On November 16, 1780, Túpac Amaru II, as part of his revolution, issued the "Bando de Libertad" in Tungasuca (Cusco) proclaiming the abolition of slavery for the first time on the continent, giving freedom to the blacks that the indigenous hosts under his command found and inviting them to join him. This process was truncated by the Spanish during the Viceroyalty of Peru.

With the independence of Peru, José de San Martín declared free all children of slaves born from July 28, 1821 onwards. Later, in November of the same year, guardianship over the children of slaves was decreed. Subsequently, maintenance was expanded, also considering guardianship over freed slaves until they were fifty years old. This guardianship was paid for by agricultural landowners who took into account that maintaining for a slave it was very expensive; From then on, many landowners converted their slaves into "free laborers" but forced to work on the estates under the figure of "renting plots of land", this led to the emergence of the so-called "slave farms."

Starting in 1821, the number of black slaves decreased, evidencing a crisis of the slave system in Peru that would last until 1854, the year of the abolition of slavery in Peru.
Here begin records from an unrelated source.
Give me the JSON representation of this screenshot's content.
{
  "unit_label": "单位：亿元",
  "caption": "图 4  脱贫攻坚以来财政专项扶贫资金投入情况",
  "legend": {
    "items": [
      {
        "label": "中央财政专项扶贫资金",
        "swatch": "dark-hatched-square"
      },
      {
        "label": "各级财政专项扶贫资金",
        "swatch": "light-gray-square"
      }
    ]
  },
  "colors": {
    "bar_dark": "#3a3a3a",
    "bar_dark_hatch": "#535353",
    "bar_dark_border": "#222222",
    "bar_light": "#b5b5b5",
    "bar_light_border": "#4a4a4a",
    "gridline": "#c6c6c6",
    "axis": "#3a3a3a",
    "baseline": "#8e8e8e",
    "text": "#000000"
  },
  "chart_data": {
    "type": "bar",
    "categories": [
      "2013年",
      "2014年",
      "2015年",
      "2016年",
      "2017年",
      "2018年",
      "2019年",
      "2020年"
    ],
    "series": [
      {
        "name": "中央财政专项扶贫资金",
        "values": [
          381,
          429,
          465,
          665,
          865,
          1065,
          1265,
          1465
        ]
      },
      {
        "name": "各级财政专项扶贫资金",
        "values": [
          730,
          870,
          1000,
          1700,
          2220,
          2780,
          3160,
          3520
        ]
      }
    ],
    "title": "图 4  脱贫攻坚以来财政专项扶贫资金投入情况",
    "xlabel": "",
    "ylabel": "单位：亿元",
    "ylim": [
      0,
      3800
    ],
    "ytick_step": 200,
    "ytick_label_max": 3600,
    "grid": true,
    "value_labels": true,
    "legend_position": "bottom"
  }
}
This disintegration of the slave system went through various periods in which various manifestations of resistance by black slaves were evident, with four modes of resistance standing out:

  • legal conflict
  • the purchase of liberty
  • the ridge
  • the banditry

The liberation of the slaves was proclaimed by Ramón Castilla in the city of Huancayo on December 5, 1854 during a period of conflicts for power with the then president Echenique. In 1854, there were 25,505 slaves in Peru; To achieve their freedom, the Peruvian government had to pay their owners a bonus of three hundred pesos for each slave, which represented an expense of almost eight million pesos that were paid for with guano exports. It is documented that many bosses declared they had more slaves in order to receive more money.
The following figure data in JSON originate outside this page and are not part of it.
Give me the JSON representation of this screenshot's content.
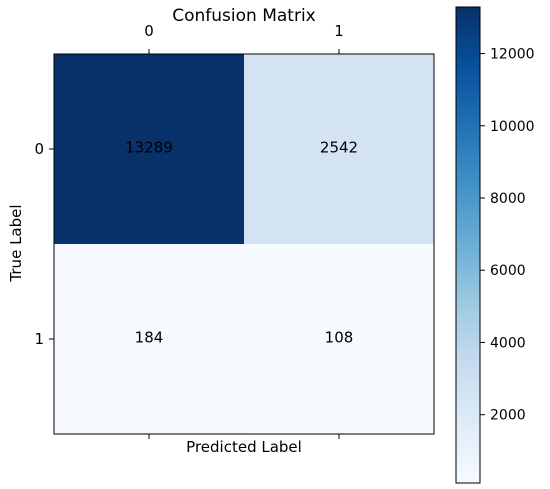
{
  "chart_data": {
    "type": "heatmap",
    "title": "Confusion Matrix",
    "xlabel": "Predicted Label",
    "ylabel": "True Label",
    "x_categories": [
      "0",
      "1"
    ],
    "y_categories": [
      "0",
      "1"
    ],
    "values": [
      [
        13289,
        2542
      ],
      [
        184,
        108
      ]
    ],
    "colormap": "Blues",
    "colorbar": {
      "vmin": 108,
      "vmax": 13289,
      "ticks": [
        2000,
        4000,
        6000,
        8000,
        10000,
        12000
      ],
      "tick_labels": [
        "2000",
        "4000",
        "6000",
        "8000",
        "10000",
        "12000"
      ]
    },
    "x_tick_position": "top",
    "legend": "colorbar-right",
    "grid": false
  }
}
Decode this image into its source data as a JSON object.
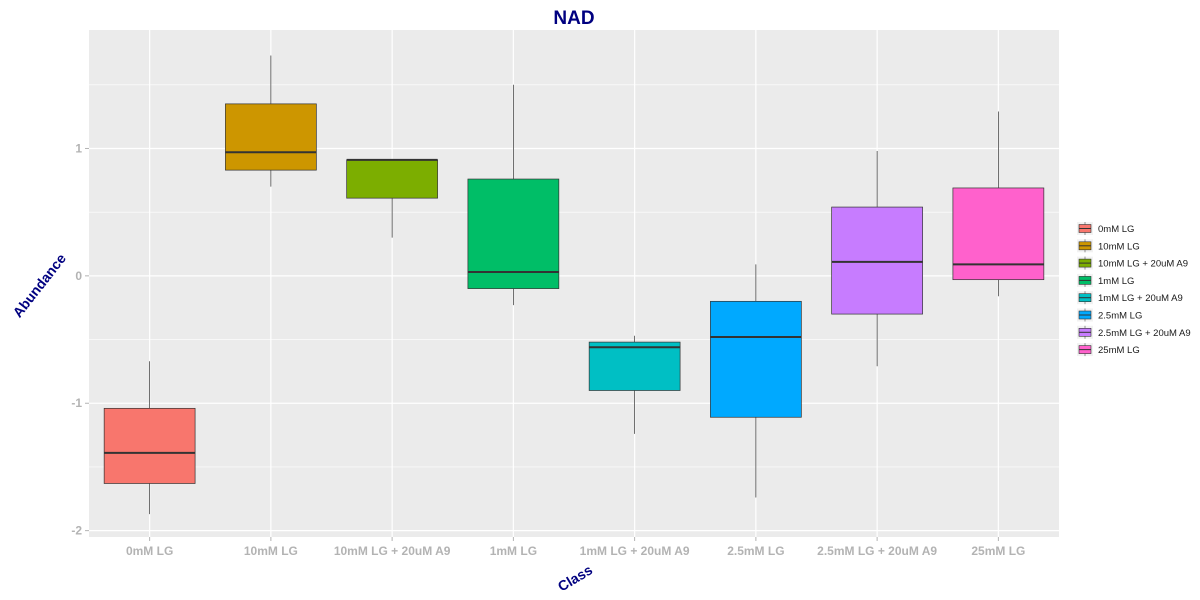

In January 1855, Castilla entered Lima and was elected provisional president, calling a constituent congress from which the constitution of 1856 emerged, which reflected, in addition to the proclamations of the abolition of slavery, the abolition of indigenous tribute., among others; beginning a new stage in Afro-Peruvian history.

Portugal

The reformist prime minister Marquis of Pombal abolished slavery in Portugal and the Indian colonies on February 12, 1761. Slavery continued to be permitted in the Portuguese colonies in America. Together with Great Britain, at the beginning of the 19th century it banned the slave trade and in 1854 by decree all slaves in the country were freed. government of the colonies. Two years later, all church slaves in the colonies were also freed. On February 25, 1869, slavery was finally completely abolished in the Portuguese Empire.

United Kingdom

Thanks to the influence of men such as the repentant slave trader John Newton with the publication of his pamphlet Thoughts on the Slave Trade in 1788 and the jurist William Wilberforce, who was a leader of the parliamentary campaign to suppress the African slave trade, The Society for Effecting the Abolition of Slavery was founded in 1789 by Thomas Clarkson as an expression of an abolitionist pressure group, the so-called by their enemies Clapham Sect. In presentations he informed the public of the slave trade and its practices and sought the support of parliament.

In 1807 the slave trade was prohibited in the territory of England through the Slave Trade Act.

On August 23, 1833, the Slavery Abolition Act was approved, by which from August 1, 1834 all slaves in the British colonies were free. During a transition period of four years they would remain, in exchange for a salary, still linked to their master. Caribbean plantation owners were compensated £20 million.